Posted Dec 15, 2019

Quadratic Method: Completing the Square

Some have expressed concerns that the method I shared is exactly the same as the traditional method of Completing the Square. The algebraic manipulations of expressions are very similar. However, there is a difference in the logical steps, which is evidenced by differing requirements on initial assumptions. This is a logical distillation of Completing the Square as commonly learned:

  1. By adding and subtracting terms from both sides, and combining terms, the quadratic equation $x^2 + Bx + C = 0$ is equivalent to a form $(x+D)^2 = E$ for some specific expressions $D$ and $E$ in terms of $B$ and $C$. This is equivalent in the sense that the two equations have the same set of roots.
  2. The complete set of numbers that satisfy $v^2 = E$ is $\{\sqrt{E}, -\sqrt{E}\}$, and no other numbers square to $E$.
  3. Therefore, $(x+D)^2 = E$ if and only if $x+D$ is equal to one of $\pm \sqrt{E}$. We then get the complete set of solutions to the original quadratic.

When compared to the method I shared, Step 2 above assumes that the complete set of square roots of every number is known, whereas Step 4 in the method I shared just needs one working square root.

Depending on the context, existence assumptions can be much easier to settle than complete-set assumptions. As an analogous example: it is easy to observe that $v^3 = 8$ has at least one solution, because $2^3 = 8$. Many students initially think that there is only that one cube root. Only later do they find out that $-1 \pm i\sqrt{3}$ also have cubes equal to 8. So, the assumption that there are no other complex numbers that square to $E$ other than $\pm \sqrt{E}$ actually requires further justification.

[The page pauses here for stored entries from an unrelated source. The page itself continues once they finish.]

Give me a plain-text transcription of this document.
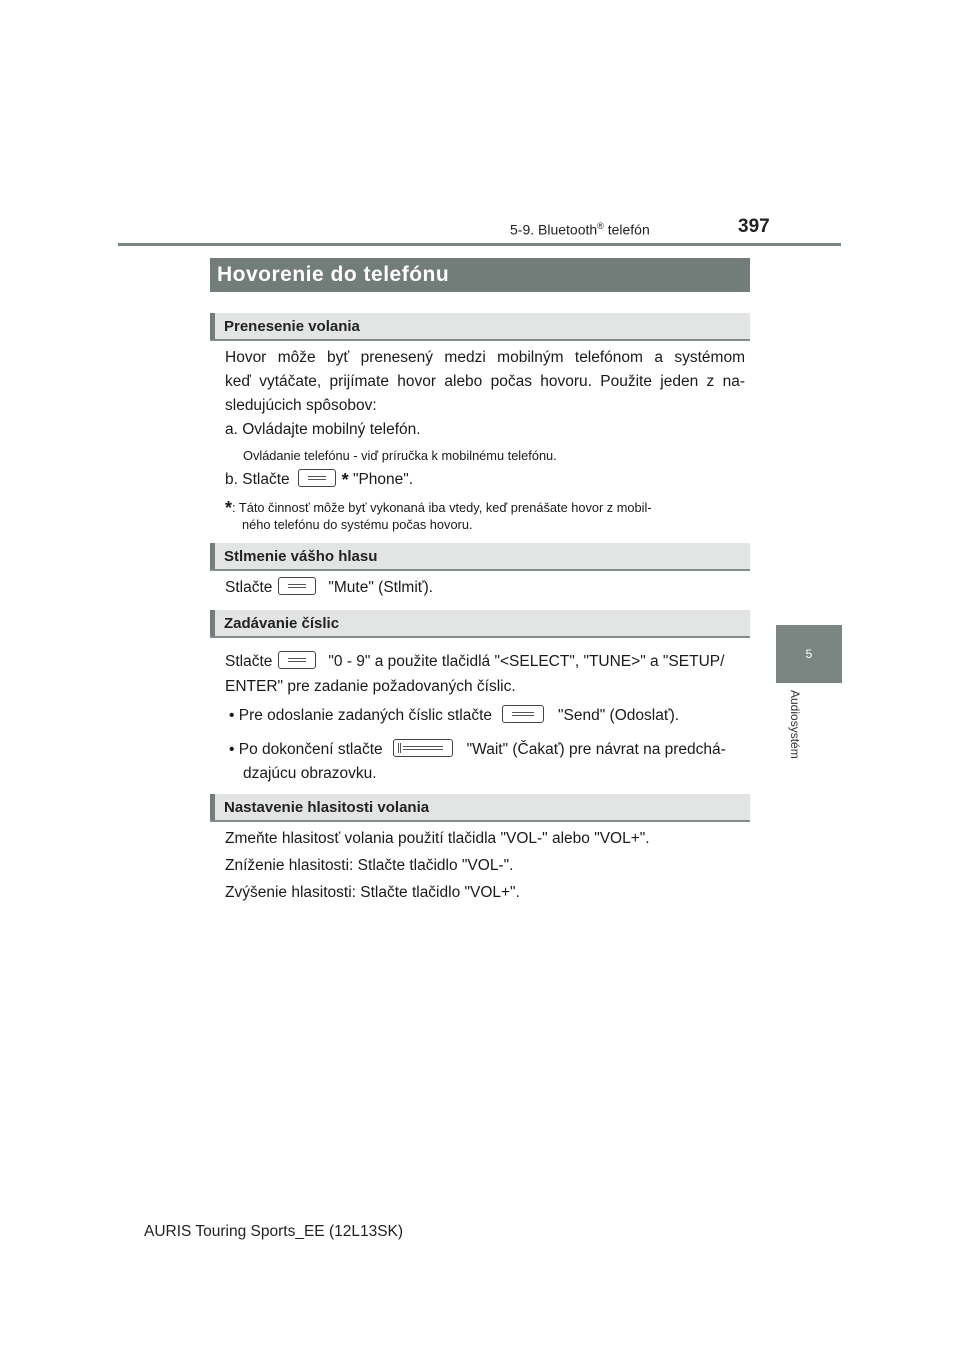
5-9. Bluetooth® telefón	397
5
Audiosystém
Hovorenie do telefónu
Prenesenie volania
Hovor môže byť prenesený medzi mobilným telefónom a systémom
keď vytáčate, prijímate hovor alebo počas hovoru. Použite jeden z na-
sledujúcich spôsobov:
a. Ovládajte mobilný telefón.
Ovládanie telefónu - viď príručka k mobilnému telefónu.
b. Stlačte	* "Phone".
*: Táto činnosť môže byť vykonaná iba vtedy, keď prenášate hovor z mobil-
ného telefónu do systému počas hovoru.
Stlmenie vášho hlasu
Stlačte	"Mute" (Stlmiť).
Zadávanie číslic
Stlačte	"0 - 9" a použite tlačidlá "<SELECT", "TUNE>" a "SETUP/
ENTER" pre zadanie požadovaných číslic.
• Pre odoslanie zadaných číslic stlačte	"Send" (Odoslať).
• Po dokončení stlačte	"Wait" (Čakať) pre návrat na predchá-
dzajúcu obrazovku.
Nastavenie hlasitosti volania
Zmeňte hlasitosť volania použití tlačidla "VOL-" alebo "VOL+".
Zníženie hlasitosti: Stlačte tlačidlo "VOL-".
Zvýšenie hlasitosti: Stlačte tlačidlo "VOL+".
AURIS Touring Sports_EE (12L13SK)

If one wishes to make Completing the Square more complete (at least to match the method I shared), then some of the simplest ways return to the notions of factoring and the zero-product property. For example, to show that the only numbers that square to $E$ are $\pm \sqrt{E}$, it suffices to find all solutions to $v^2 = E$. This is equivalent to: \[ v^2 - E = 0. \] This can be factored by finding numbers that sum to 0 and multiply to $-E$. Selecting $\pm \sqrt{E}$ works. Therefore, this equation is equivalent to: \[ (v-\sqrt{E})(v+\sqrt{E}) = 0, \] and by the zero-product property, $\pm \sqrt{E}$ are all the solutions.